I have heard great things about Session Americana from my friends in the Boston area. I know Jefferson well. I might have heard a few tracks of theirs. I had high expectations for them but that can sometimes backfire. Being only good is then a disappointment. I was not disappointed. They rank as one of my top On Your Radar discoveries. They hit it out of the park. They would have fit in the 1960's scene of folk and blues bands that went electric like Jefferson Airplane, the Mamas and the Papas, and Lovin' Spoonful. They did one song about the Army Corp of Engineers and the Mississippi mud that would have fit right in the Grateful Dead catalogue with Jefferson sounding like Jerry on the electric guitar. There is no front man. They are an ensemble; a well-oiled machine. All the parts fit together perfectly. They have the chops they have the genius, and they have the energy. They discussed what to end with and decided on a finale for the evening. I'm totally blanking on who they covered but it was perfect. It was a rock show finale with all the pyrotechnics being musical.
This was perhaps the best edition of On Your Radar ever and I let John know it. There was variety to the music and no weak links in the chain. I got to see an old favorite and made a new one. They played to a packed house. The only sour note was that many of the OYR regulars couldn't make it. Sorry to rub it in Fred.
The show started late but fortunately we had time to end late too. The problem was that I hadn't eaten dinner and was hungry. I couldn't make a quick getaway as this was my only chance to talk to Evie, Keith, and Jefferson. I decided to give myself a treat and get Poutine. I walked up to St. Marks place and the Friterie was closed! I decided to go for cheap and had a couple of slices of dollar pizza. As Mya says, it's not pizza, it's its own food, but it's good.
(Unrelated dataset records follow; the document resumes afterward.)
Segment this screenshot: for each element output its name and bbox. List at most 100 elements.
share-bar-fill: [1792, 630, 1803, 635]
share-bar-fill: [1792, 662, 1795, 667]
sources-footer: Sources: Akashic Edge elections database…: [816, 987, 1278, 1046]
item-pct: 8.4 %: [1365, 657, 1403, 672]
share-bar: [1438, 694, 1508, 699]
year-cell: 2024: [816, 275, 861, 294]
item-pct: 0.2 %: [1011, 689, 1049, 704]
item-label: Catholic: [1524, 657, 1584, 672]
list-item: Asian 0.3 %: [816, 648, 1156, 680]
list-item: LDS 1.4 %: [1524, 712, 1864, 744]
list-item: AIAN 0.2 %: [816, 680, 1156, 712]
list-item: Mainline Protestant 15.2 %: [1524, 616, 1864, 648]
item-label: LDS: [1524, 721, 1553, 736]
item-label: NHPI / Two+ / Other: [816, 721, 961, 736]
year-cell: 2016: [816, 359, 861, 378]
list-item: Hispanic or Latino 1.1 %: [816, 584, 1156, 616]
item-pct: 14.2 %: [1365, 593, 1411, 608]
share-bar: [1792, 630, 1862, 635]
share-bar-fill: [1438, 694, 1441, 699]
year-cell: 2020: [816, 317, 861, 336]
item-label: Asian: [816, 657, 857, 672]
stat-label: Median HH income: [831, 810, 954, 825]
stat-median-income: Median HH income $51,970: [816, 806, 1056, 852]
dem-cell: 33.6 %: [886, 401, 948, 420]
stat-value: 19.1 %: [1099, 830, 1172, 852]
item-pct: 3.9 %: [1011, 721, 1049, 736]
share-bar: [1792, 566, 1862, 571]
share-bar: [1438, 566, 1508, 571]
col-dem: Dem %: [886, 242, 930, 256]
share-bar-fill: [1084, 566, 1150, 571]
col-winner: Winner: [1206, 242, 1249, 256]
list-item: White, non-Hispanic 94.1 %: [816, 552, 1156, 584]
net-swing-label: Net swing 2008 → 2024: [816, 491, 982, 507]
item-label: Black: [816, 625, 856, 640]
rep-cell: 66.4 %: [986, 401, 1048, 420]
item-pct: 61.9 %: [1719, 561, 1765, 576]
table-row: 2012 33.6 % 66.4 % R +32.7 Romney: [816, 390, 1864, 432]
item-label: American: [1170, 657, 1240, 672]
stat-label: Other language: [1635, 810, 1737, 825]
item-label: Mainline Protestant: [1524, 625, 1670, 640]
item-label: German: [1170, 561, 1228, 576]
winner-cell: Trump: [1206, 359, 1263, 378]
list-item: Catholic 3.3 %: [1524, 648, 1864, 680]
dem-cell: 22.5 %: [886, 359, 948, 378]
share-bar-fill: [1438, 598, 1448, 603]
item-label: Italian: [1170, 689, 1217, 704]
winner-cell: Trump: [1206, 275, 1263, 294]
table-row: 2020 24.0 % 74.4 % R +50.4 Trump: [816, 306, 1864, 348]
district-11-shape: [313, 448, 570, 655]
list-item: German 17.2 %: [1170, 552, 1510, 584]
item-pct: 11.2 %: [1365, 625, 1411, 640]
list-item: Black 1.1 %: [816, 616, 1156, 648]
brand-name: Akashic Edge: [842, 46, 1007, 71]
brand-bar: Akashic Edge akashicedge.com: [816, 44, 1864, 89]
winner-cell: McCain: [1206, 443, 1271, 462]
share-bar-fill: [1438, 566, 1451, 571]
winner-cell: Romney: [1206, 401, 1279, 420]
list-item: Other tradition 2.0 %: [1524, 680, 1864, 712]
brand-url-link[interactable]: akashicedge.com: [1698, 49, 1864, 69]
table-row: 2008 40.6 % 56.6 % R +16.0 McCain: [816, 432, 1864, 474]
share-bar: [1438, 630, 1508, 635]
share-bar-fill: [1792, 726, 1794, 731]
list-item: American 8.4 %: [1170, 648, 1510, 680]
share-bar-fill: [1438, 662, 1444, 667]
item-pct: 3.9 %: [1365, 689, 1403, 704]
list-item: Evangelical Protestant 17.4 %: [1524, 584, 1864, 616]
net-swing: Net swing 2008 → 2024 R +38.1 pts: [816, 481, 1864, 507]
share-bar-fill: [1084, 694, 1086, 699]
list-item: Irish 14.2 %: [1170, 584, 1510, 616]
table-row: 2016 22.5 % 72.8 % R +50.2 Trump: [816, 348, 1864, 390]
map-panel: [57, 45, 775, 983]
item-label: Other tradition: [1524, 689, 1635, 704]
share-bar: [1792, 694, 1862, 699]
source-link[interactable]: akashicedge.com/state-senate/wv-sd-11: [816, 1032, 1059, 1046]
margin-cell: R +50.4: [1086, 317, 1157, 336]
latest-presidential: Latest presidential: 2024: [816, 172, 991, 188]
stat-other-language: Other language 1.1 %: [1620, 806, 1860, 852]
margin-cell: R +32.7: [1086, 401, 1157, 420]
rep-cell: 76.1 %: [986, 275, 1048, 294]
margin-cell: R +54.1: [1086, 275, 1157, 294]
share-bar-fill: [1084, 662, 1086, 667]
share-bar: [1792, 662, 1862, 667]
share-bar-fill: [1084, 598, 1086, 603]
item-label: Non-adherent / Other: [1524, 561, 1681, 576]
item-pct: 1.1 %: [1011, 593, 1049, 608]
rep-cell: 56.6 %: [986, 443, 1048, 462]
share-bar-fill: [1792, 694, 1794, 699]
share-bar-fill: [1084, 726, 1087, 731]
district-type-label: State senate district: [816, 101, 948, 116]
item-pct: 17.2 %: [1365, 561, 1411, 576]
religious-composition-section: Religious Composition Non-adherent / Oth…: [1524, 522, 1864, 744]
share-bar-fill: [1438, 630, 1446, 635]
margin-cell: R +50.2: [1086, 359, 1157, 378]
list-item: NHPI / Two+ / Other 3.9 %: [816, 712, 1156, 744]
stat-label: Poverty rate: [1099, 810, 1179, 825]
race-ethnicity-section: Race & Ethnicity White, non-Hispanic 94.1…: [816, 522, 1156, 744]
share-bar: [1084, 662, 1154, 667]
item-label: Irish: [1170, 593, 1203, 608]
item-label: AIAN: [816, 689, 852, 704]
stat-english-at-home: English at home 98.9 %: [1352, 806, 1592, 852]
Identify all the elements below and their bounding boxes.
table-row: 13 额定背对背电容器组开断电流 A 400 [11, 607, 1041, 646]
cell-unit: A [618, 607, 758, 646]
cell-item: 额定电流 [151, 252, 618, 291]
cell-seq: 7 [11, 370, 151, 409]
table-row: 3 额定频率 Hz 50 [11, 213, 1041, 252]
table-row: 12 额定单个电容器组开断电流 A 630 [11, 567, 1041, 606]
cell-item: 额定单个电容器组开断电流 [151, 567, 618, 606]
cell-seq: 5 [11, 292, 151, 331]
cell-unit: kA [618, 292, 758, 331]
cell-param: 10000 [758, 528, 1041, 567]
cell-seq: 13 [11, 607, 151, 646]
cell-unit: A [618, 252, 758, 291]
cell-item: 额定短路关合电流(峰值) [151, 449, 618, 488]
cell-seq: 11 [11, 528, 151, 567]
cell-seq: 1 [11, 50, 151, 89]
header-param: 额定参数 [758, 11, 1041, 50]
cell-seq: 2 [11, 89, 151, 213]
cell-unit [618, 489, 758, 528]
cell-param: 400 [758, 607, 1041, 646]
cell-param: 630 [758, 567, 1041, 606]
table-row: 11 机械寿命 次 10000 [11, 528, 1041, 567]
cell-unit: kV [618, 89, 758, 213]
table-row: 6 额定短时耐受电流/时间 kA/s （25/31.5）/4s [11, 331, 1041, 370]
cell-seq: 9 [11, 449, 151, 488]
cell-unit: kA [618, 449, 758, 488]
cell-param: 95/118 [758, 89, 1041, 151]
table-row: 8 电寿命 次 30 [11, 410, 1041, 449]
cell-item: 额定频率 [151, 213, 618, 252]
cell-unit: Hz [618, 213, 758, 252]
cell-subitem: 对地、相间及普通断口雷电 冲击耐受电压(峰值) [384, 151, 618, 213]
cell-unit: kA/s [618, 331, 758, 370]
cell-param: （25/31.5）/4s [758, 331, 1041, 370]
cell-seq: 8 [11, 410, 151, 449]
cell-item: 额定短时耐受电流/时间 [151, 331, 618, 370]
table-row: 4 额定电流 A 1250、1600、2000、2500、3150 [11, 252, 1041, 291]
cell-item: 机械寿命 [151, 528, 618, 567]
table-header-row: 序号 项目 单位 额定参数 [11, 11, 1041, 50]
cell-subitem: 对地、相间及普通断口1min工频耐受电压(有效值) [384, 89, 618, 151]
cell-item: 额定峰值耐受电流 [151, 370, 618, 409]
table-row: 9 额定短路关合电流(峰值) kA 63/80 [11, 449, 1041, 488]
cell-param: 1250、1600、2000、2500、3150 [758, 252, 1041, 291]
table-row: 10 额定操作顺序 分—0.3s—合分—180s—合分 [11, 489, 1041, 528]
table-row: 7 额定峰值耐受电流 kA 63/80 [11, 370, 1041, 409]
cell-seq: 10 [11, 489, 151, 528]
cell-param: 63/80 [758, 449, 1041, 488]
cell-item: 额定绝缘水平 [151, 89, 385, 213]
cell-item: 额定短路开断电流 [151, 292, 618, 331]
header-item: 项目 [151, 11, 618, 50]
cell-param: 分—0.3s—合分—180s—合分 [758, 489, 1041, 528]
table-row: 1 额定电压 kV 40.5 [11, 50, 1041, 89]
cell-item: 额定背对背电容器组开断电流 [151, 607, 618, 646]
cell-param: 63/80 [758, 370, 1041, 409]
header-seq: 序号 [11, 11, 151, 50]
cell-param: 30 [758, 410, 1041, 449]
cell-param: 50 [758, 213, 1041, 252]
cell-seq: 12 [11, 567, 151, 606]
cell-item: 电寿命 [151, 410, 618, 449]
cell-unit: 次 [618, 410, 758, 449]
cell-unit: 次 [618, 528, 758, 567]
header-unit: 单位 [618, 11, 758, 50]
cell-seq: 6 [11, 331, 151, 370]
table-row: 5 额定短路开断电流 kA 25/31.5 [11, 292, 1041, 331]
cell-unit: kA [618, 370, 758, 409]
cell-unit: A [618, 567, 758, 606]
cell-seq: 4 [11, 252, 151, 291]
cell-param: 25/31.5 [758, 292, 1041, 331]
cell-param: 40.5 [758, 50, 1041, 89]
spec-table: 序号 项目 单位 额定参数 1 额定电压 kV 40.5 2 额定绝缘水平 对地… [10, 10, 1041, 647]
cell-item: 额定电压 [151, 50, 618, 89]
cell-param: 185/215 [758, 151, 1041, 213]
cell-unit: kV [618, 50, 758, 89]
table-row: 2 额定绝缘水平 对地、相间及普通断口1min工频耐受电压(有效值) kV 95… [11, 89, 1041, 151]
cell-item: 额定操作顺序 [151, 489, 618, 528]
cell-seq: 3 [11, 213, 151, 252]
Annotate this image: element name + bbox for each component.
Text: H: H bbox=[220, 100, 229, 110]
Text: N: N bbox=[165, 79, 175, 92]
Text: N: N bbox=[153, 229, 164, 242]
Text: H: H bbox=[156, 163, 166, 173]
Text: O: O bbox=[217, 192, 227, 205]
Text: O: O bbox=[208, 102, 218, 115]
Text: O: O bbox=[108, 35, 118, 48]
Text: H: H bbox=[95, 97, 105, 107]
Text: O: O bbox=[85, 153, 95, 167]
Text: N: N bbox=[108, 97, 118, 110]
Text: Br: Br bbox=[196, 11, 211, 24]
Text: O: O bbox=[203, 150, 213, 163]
I had bad timing with the trains and ended up taking the local all the way back to the Bronx. That still gave me time to make the last bus. If I hadn't just missed an express I could have perhaps caught the bus that left half an hour earlier.
Time for breakfast now. It's only 10:26 so I'm not calling it lunch. I have to find out if Jane can drive me to the train later. If she can't I'll have to get brunch at Dunkin' Donuts as I'll have to eat an hour earlier.